While public relations is believed  to be a relatively modern business, only gathering pace in the past few decades, the reality however is that PR traces its roots back to ancient civilizations. Running the most extensive political and social structure in western civilization that is the Roman Empire was never easy, but not for the Romans who were the original publicity gurus.
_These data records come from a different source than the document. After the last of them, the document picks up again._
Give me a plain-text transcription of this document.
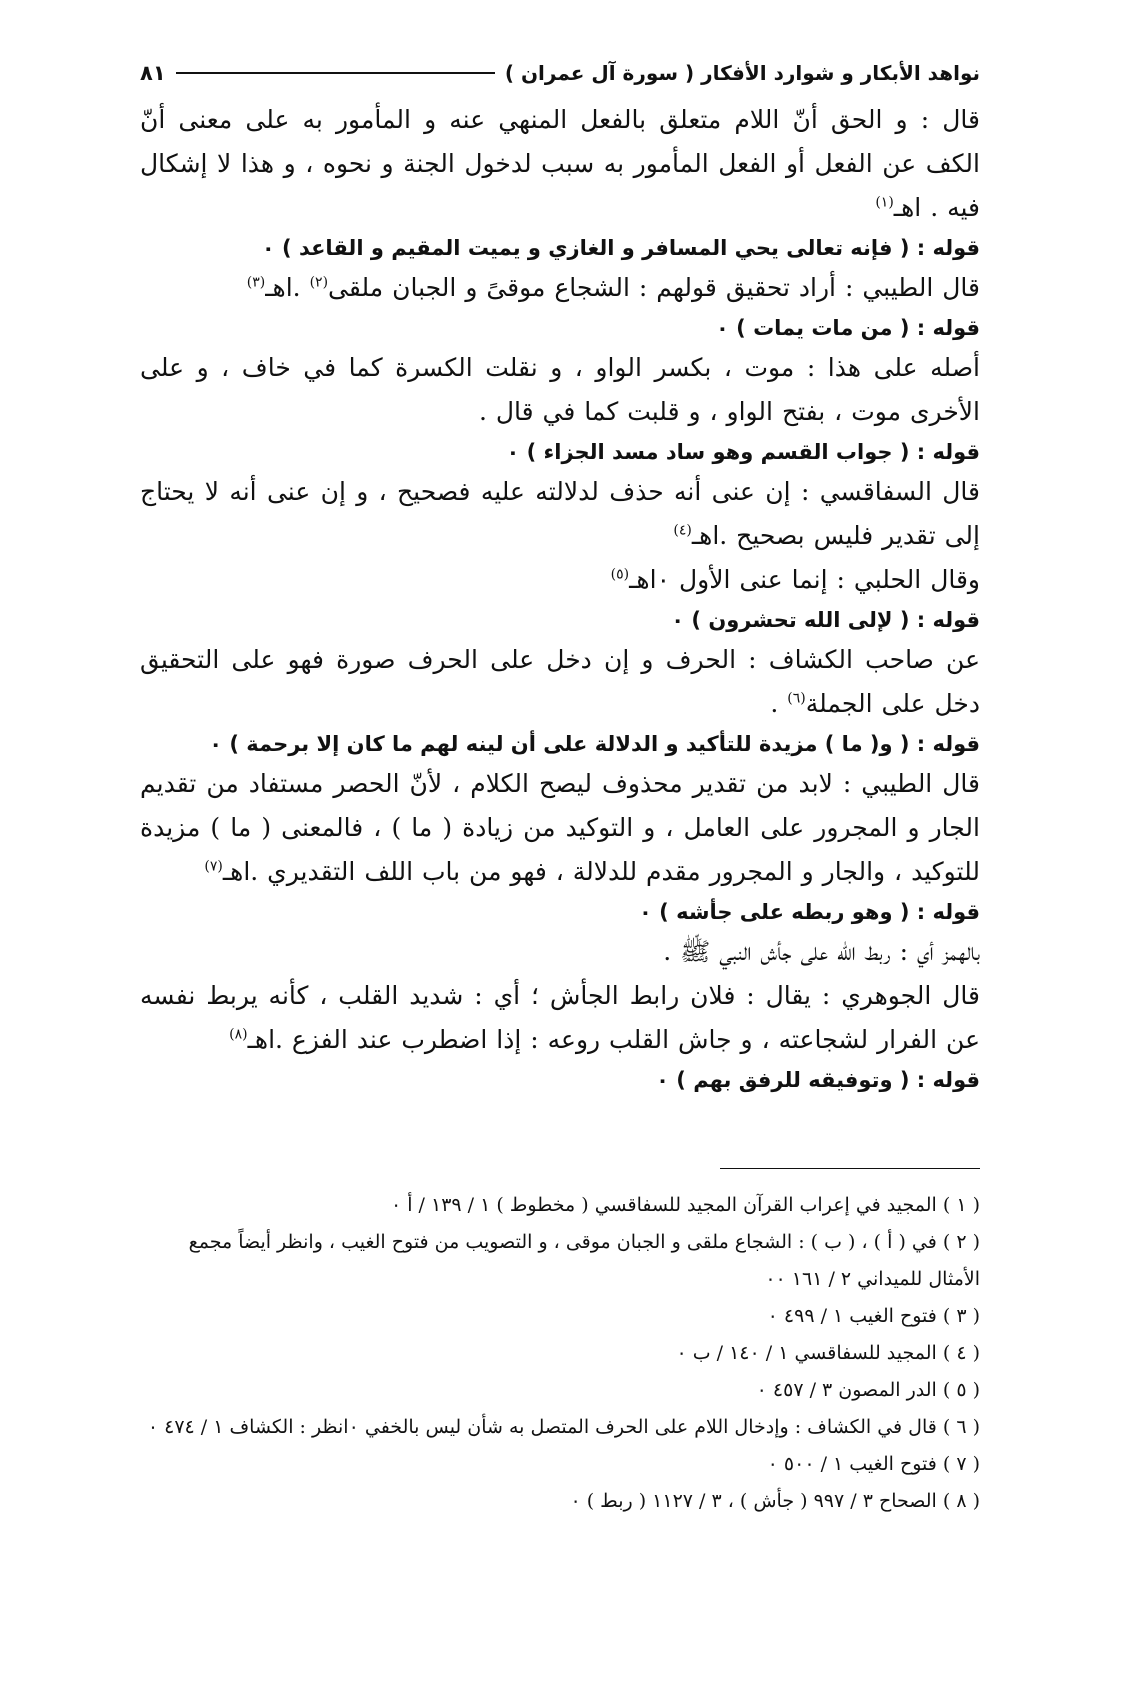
نواهد الأبكار و شوارد الأفكار ( سورة آل عمران )
٨١

قال : و الحق أنّ اللام متعلق بالفعل المنهي عنه و المأمور به على معنى أنّ الكف عن الفعل أو الفعل المأمور به سبب لدخول الجنة و نحوه ، و هذا لا إشكال فيه . اهـ$^{(١)}$

قوله : ( فإنه تعالى يحي المسافر و الغازي و يميت المقيم و القاعد ) ٠

قال الطيبي : أراد تحقيق قولهم : الشجاع موقىً و الجبان ملقى$^{(٢)}$ .اهـ$^{(٣)}$

قوله : ( من مات يمات ) ٠

أصله على هذا : موت ، بكسر الواو ، و نقلت الكسرة كما في خاف ، و على الأخرى موت ، بفتح الواو ، و قلبت كما في قال .

قوله : ( جواب القسم وهو ساد مسد الجزاء ) ٠

قال السفاقسي : إن عنى أنه حذف لدلالته عليه فصحيح ، و إن عنى أنه لا يحتاج إلى تقدير فليس بصحيح .اهـ$^{(٤)}$

وقال الحلبي : إنما عنى الأول ٠اهـ$^{(٥)}$

قوله : ( لإلى الله تحشرون ) ٠

عن صاحب الكشاف : الحرف و إن دخل على الحرف صورة فهو على التحقيق دخل على الجملة$^{(٦)}$ .

قوله : ( و( ما ) مزيدة للتأكيد و الدلالة على أن لينه لهم ما كان إلا برحمة ) ٠

قال الطيبي : لابد من تقدير محذوف ليصح الكلام ، لأنّ الحصر مستفاد من تقديم الجار و المجرور على العامل ، و التوكيد من زيادة ( ما ) ، فالمعنى ( ما ) مزيدة للتوكيد ، والجار و المجرور مقدم للدلالة ، فهو من باب اللف التقديري .اهـ$^{(٧)}$

قوله : ( وهو ربطه على جأشه ) ٠

بالهمز أي : ربط الله على جأش النبي ﷺ .

قال الجوهري : يقال : فلان رابط الجأش ؛ أي : شديد القلب ، كأنه يربط نفسه عن الفرار لشجاعته ، و جاش القلب روعه : إذا اضطرب عند الفزع .اهـ$^{(٨)}$

قوله : ( وتوفيقه للرفق بهم ) ٠

( ١ ) المجيد في إعراب القرآن المجيد للسفاقسي ( مخطوط ) ١ / ١٣٩ / أ ٠

( ٢ ) في ( أ ) ، ( ب ) : الشجاع ملقى و الجبان موقى ، و التصويب من فتوح الغيب ، وانظر أيضاً مجمع الأمثال للميداني ٢ / ١٦١ ٠٠

( ٣ ) فتوح الغيب ١ / ٤٩٩ ٠

( ٤ ) المجيد للسفاقسي ١ / ١٤٠ / ب ٠

( ٥ ) الدر المصون ٣ / ٤٥٧ ٠

( ٦ ) قال في الكشاف : وإدخال اللام على الحرف المتصل به شأن ليس بالخفي ٠انظر : الكشاف ١ / ٤٧٤ ٠

( ٧ ) فتوح الغيب ١ / ٥٠٠ ٠

( ٨ ) الصحاح ٣ / ٩٩٧ ( جأش ) ، ٣ / ١١٢٧ ( ربط ) ٠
Before the Roman Empire was established in the first century B.C, Rome was rocked by a series of civil wars and political conflict during which dictator Julius Caesar was assassinated. Augustus Caesar, the adopted son of Julius Caesar and the Roman Empire’s first emperor, was a natural at public relations.To placate the people and avoid the same terrible fate of his father, he rejected monarchical titles, and instead called himself the “First Citizen of the State”. And to further consolidate the Roman Empire, he pronounced Julius Caesar a deity, thus starting a centuries-old tradition in which Rome’s emperors would become gods, usually after their deaths. This divine nature positioned emperors as infallible and made their rule difficult to challenge. Augustus’s rule attached a cult status to the imperial line, with pictures of the emperors and their families publicized on coins or through statues and busts appearing in temples, public baths, theaters and public squares.

In ancient times, as today, public relations was primarily used for communication. The early Romans, even prior to the Roman Empire, were hugely engaged in public relations with the aim of spreading their message to as many people as possible.

Caesar would report military victories back to Rome in order to drum up public support. He also wrote Commentaries on the Gallic Wars, presenting his own account of the war. Also under Caesar, the Acta Diurna, the first public newsletter, was issued to provide citizens with the latest information on the affairs of the empire. They were carved on stone or metal and presented in message boards in public places like the Forum of Rome. Written records and oratory were often used to direct the citizens toward a particular way of thinking. These were early methods of public relations which have endured throughout the centuries.